Susan Granger's review of "Dogville" (Lion's Gate Films)
Danish film-maker Lars von Trier ("Breaking the Waves") tries a caustic, cynical twist on Thornton Wilder's "Our Town" in this three-hour cinematic curiosity, set in Depression Era.
Narrated by John Hurt, the fantasy begins as Grace (Nicole Kidman), an enigmatic stranger arrives in an isolated Rocky Mountain mining town. She's hiding from a gangster (James Caan). Encouraged by Tom Edison Jr. (Paul Bettany), the citizens (Lauren Bacall, Patricia Clarkson, Ben Gazzara, Chloe Sevigny, Stellan Skarsgard, Blair Brown) of the little community agree to give her refuge and, in return, Grace offers to work for them. That works well until the townsfolk demand a better deal in exchange for harboring Grace, a humiliating bargain that includes an iron collar and savage sexual slavery. But they don't realize that Grace has a dangerous secret.
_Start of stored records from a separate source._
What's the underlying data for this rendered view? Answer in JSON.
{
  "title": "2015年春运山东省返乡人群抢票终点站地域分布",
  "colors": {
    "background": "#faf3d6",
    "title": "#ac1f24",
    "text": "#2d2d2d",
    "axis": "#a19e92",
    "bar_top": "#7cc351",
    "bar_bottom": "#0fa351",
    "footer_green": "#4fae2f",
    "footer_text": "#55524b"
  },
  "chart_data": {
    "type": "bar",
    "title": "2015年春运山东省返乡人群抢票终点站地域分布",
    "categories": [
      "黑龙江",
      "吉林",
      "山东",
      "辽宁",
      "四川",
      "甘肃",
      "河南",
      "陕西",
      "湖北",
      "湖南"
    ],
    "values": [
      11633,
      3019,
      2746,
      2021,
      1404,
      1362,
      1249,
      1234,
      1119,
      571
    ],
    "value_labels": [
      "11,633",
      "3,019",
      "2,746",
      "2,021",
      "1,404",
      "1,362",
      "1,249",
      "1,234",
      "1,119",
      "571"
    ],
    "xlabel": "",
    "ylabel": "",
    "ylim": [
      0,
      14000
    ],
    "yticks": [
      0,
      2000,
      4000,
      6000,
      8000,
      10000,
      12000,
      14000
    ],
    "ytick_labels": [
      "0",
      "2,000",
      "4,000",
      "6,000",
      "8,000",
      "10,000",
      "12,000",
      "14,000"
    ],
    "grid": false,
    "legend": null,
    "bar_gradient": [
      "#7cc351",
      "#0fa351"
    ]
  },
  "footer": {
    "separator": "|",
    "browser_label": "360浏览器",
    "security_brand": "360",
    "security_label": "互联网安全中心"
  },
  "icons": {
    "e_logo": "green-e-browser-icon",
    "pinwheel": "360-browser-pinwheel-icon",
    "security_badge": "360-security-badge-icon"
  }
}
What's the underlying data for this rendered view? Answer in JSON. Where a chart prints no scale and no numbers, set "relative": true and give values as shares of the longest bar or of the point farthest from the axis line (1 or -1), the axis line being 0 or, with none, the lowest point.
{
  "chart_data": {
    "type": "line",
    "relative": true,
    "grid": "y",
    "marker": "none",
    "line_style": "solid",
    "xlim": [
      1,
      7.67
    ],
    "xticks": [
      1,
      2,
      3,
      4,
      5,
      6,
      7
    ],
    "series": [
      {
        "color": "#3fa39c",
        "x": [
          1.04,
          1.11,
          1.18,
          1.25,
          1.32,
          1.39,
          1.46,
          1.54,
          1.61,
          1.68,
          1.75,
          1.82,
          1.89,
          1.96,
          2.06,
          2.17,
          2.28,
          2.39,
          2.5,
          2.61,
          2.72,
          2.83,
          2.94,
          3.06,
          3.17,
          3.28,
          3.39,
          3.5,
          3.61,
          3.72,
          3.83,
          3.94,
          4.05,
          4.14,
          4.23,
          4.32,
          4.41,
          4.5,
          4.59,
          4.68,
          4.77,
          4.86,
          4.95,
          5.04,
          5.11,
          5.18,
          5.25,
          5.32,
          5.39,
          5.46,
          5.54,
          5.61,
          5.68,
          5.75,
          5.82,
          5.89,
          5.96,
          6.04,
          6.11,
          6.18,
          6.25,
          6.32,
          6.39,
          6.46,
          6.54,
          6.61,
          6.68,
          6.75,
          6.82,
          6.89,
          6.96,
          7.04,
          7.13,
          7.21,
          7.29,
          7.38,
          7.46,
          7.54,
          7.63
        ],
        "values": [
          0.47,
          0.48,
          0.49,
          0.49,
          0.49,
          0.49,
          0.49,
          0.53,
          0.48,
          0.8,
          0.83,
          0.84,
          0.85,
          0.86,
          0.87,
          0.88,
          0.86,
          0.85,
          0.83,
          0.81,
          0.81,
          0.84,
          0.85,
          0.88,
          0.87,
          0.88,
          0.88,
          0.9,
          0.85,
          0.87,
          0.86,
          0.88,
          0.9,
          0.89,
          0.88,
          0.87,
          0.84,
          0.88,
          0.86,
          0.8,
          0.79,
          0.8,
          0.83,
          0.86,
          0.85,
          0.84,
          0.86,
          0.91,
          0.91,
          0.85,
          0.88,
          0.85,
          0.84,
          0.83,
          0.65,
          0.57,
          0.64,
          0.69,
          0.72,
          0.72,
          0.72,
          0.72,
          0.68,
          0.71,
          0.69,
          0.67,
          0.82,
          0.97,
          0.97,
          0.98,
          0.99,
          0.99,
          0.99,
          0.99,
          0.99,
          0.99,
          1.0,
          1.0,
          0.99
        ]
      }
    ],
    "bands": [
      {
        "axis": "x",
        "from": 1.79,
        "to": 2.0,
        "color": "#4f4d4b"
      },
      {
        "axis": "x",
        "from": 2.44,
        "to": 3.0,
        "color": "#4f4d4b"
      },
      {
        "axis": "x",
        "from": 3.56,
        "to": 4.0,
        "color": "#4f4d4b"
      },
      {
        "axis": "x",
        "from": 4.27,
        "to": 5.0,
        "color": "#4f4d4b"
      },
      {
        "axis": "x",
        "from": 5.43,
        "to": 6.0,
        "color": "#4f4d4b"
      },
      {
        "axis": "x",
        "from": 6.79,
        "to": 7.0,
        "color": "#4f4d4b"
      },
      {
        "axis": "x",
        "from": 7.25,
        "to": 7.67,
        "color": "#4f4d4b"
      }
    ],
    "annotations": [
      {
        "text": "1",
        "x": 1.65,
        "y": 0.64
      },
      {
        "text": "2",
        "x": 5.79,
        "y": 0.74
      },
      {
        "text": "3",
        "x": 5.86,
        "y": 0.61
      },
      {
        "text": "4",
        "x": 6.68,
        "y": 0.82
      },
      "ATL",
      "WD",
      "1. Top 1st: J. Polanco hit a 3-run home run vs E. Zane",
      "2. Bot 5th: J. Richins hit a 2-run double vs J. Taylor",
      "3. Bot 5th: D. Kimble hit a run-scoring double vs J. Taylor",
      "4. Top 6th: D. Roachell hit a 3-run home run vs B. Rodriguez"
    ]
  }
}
Like Thornton Wilder, Lars von Trier prefers audiences to envision his imaginary town, so houses are simply suggested by chalk-drawn lines on a bare stage. While there are few specifics, its remote, no-frills minimalism is filled with subtext. "The point is that evil can rise anywhere, as long as the situation is right," von Trier notes, utilizing raw, compelling close-ups, shot in digital video, that are extraordinarily effective within the claustrophobic setting. Provocatively, his austere, artificial allegory on the universality of evil then turns into a vicious, documentary-like condemnation of the American Dream. On the Granger Movie Gauge of 1 to 10, "Dogville" is a frustrating yet fascinating 7. Like Michelangelo Antonioni's "Zabriskie Point" and Wim Wenders' "Paris, Texas," it reflects a different America, one that's viewed - this time - through the skewed, suspicious, often self-contradictory lens of an experimental European eye.